Pourquoi ce titre de blog?
Comme bien des raisons, c'est une histoire sentimentale.
Orion est la troisième constellation que j'ai apprise à reconnaître, dans le ciel de vacances de l'Aveyron, après la Grande Ourse et les Pléïades. Allez savoir pourquoi, ce n'est ni le
plantigrade (difficile à imaginer vous reconnaîtrez!), ni les compagnes d'Artemis qui me séduisirent, mais... le guerrier.

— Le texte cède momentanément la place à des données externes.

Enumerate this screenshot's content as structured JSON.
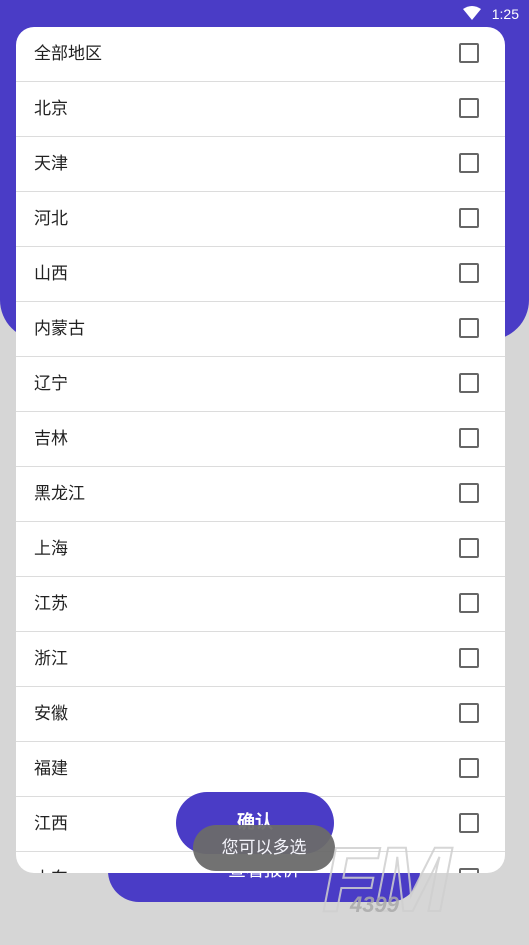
{
  "status_bar": {
    "time": "1:25"
  },
  "background": {
    "button_label": "查看报价"
  },
  "region_list": {
    "items": [
      {
        "label": "全部地区"
      },
      {
        "label": "北京"
      },
      {
        "label": "天津"
      },
      {
        "label": "河北"
      },
      {
        "label": "山西"
      },
      {
        "label": "内蒙古"
      },
      {
        "label": "辽宁"
      },
      {
        "label": "吉林"
      },
      {
        "label": "黑龙江"
      },
      {
        "label": "上海"
      },
      {
        "label": "江苏"
      },
      {
        "label": "浙江"
      },
      {
        "label": "安徽"
      },
      {
        "label": "福建"
      },
      {
        "label": "江西"
      },
      {
        "label": "山东"
      }
    ]
  },
  "confirm_button": {
    "label": "确认"
  },
  "toast": {
    "text": "您可以多选"
  },
  "watermark": {
    "brand": "FM",
    "number": "4399"
  },
  "colors": {
    "accent": "#4a3cc6",
    "toast": "#6b6b6b"
  }
}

Arrivée à ce stade de la culture astronomique, je n'ai pas jugé utile
d'aller plus loin; j'avais trouvé MA constellation.
Depuis, il a toujours veillé sur moi. Dès que je suis en terre inconnue ou terrain (émotionnel) incertain, je lève les yeux et, 9 fois sur 10, je n'ai pas besoin de chercher, bingo, le voilà,
rassurant, comme si il avait attiré mon regard. Les rationnels qui diront qu'il me saute aux eux dans le firmament parce que je le connais trop bien, chut :)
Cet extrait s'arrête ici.